The State argues that the statute was intended to apply only in the arrest and search situation of Schmerber; however, nothing in the language or legislative history of the act, nor in the various interpretations in the reported cases, so limits the statute. At no point in this statute is there any mention of "arrest." Nor is the State helped by the argument that because there was no police action in this case, the State did nothing to violate defendant's rights. Under Schmerber, had the police themselves ordered the blood test, such State action would have violated none of the defendant's constitutional rights. But statutory intendment is to safeguard the rights of the defendant to preserve his bodily integrity and to be free of the need to give evidence against himself, to an extent greater than those rights are protected by the constitution. Such a protective statute should be read expansively to insure that the rights of the defendant are in fact protected.

Nor may the State rely on the implied consent provisions of section 11-501.1 of the Illinois Vehicle Code. (Ill. Rev. Stat. 1977, ch. 95 1/2, par. 11-501.1.) This section permits a refusal to submit to a chemical analysis for intoxication and provides sanctions for such a refusal only in a proceeding to suspend driving privileges. This provision clearly was not intended to obviate the need for actual consent before evidence of a blood test can be used in a prosecution against a driver for acts allegedly committed while driving when intoxicated.
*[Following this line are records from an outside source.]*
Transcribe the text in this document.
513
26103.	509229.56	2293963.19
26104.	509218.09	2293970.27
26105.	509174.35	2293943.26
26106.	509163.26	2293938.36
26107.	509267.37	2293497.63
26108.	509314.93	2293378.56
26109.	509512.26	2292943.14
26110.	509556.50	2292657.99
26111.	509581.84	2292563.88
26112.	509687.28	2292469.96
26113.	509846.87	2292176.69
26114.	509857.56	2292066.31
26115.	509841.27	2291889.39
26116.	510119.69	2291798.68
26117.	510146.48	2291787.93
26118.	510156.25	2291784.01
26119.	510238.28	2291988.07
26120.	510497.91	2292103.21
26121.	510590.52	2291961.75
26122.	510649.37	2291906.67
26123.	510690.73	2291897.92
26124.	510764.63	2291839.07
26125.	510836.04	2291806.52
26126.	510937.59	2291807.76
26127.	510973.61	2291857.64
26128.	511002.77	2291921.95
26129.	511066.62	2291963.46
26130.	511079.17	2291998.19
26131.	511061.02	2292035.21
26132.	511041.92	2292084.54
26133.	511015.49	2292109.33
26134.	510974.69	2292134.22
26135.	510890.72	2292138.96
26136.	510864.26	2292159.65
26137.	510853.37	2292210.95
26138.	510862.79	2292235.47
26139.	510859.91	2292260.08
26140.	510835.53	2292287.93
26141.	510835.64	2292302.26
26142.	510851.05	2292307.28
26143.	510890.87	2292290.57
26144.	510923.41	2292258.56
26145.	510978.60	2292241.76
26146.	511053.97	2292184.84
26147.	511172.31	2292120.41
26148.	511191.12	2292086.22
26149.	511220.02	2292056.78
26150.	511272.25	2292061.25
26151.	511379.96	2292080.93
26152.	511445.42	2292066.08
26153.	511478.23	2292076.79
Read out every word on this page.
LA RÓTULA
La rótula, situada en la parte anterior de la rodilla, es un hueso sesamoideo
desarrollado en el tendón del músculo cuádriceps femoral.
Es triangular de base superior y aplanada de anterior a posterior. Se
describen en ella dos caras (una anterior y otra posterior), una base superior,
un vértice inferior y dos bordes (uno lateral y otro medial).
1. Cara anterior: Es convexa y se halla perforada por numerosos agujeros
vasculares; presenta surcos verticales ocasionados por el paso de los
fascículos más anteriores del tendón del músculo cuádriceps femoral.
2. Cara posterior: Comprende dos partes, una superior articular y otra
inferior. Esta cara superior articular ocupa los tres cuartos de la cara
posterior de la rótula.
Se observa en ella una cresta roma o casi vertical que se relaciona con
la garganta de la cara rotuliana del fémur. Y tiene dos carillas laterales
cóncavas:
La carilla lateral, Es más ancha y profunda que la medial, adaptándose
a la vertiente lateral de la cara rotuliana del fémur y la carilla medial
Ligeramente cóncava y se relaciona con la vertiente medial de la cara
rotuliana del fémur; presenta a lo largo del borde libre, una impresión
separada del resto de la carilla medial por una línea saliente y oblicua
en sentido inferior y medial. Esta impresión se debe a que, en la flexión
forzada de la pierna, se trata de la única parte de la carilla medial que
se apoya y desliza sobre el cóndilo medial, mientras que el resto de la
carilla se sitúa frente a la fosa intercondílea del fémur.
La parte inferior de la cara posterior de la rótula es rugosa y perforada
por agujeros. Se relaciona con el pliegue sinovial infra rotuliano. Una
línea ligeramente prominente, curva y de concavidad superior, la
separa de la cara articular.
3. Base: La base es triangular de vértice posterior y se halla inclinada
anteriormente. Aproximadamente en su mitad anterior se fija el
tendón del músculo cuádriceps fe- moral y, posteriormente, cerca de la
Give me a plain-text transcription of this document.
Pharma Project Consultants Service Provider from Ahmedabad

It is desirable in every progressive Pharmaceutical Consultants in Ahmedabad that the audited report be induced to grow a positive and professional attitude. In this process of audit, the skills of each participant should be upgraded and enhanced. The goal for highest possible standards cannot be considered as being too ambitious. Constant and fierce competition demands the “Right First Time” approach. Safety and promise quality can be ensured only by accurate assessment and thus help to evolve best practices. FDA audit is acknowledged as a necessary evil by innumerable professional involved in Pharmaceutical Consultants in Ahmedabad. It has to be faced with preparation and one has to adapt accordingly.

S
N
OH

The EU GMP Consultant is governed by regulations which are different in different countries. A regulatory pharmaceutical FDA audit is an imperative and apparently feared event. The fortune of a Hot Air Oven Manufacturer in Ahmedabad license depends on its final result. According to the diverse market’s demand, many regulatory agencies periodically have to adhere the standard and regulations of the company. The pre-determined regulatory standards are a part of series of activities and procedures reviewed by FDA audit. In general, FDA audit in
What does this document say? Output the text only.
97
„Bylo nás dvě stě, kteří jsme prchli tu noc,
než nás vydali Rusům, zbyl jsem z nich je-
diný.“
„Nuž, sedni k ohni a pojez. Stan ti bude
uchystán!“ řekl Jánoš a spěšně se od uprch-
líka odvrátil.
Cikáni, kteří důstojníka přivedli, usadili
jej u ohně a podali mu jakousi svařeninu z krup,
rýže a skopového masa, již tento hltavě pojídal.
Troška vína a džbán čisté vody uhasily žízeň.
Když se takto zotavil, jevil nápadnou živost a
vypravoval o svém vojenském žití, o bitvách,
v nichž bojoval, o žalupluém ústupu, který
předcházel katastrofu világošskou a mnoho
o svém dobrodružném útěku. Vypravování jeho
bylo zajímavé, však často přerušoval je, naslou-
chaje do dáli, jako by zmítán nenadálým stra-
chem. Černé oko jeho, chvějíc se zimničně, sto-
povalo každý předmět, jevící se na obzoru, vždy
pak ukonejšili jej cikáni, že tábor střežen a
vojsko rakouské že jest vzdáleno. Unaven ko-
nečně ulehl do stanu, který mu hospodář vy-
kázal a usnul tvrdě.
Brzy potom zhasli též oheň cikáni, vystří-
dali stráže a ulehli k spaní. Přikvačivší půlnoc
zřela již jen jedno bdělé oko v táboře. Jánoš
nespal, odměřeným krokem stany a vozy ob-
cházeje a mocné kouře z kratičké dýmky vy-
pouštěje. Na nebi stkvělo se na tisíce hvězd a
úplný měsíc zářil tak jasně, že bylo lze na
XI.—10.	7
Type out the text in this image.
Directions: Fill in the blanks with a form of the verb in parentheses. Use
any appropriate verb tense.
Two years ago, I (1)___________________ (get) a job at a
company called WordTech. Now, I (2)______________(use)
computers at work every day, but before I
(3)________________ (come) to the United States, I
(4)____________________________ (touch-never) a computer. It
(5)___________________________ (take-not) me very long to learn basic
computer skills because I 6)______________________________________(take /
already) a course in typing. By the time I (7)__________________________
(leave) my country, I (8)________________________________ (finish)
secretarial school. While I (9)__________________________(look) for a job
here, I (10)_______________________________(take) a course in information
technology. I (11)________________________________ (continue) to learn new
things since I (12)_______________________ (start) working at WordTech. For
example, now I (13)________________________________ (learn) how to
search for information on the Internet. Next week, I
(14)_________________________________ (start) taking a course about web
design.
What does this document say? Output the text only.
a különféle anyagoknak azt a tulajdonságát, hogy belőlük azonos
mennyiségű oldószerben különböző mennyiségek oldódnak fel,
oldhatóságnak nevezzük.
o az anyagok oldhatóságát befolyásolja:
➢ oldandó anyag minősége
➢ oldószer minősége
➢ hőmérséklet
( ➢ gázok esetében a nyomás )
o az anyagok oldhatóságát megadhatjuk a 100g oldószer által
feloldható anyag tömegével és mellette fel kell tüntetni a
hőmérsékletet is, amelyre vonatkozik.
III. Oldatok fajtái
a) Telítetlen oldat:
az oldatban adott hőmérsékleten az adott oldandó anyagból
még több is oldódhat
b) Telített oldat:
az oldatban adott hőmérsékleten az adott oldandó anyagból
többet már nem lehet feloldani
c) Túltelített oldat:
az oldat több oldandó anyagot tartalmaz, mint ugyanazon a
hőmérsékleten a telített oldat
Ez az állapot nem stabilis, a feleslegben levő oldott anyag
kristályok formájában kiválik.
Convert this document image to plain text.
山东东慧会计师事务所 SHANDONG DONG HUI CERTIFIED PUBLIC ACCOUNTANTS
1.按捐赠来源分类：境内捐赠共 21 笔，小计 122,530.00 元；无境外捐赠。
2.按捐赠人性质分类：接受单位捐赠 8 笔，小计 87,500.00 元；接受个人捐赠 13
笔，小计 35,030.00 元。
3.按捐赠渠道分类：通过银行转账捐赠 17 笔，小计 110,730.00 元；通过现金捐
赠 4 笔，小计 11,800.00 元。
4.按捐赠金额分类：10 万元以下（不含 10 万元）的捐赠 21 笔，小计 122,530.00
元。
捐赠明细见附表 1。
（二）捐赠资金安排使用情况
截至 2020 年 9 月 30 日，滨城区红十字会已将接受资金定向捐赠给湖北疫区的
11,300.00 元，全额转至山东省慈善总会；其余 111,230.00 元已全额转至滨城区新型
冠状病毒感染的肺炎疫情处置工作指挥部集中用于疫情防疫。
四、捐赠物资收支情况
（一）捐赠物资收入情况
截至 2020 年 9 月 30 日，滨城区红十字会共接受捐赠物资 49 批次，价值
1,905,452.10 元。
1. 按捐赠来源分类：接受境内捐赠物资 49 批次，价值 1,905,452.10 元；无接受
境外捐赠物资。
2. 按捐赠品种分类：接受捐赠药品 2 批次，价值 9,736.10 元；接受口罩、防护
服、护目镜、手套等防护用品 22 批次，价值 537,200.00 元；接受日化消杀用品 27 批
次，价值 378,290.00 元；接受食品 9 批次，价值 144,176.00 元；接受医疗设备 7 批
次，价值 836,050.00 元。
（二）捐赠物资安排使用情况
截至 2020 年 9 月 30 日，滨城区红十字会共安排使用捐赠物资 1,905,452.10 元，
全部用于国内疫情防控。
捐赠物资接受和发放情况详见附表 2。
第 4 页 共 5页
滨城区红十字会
The statute prescribes that evidence of such a test "shall not be admitted" without consent. This protection for the defendant is absolute; it is not in any way conditioned upon participation by the State in the test procedures. Further, if we were to draw the distinction argued by the State there could be no assurance that the actions of medical personnel would be free of motivation to aid in law enforcement, which would result in the legislative requirement of consent becoming virtually meaningless. See Murray v. United States (D.C. App. 1976), 358 A.2d 314.

We therefore affirm the judgment suppressing the result of the blood test.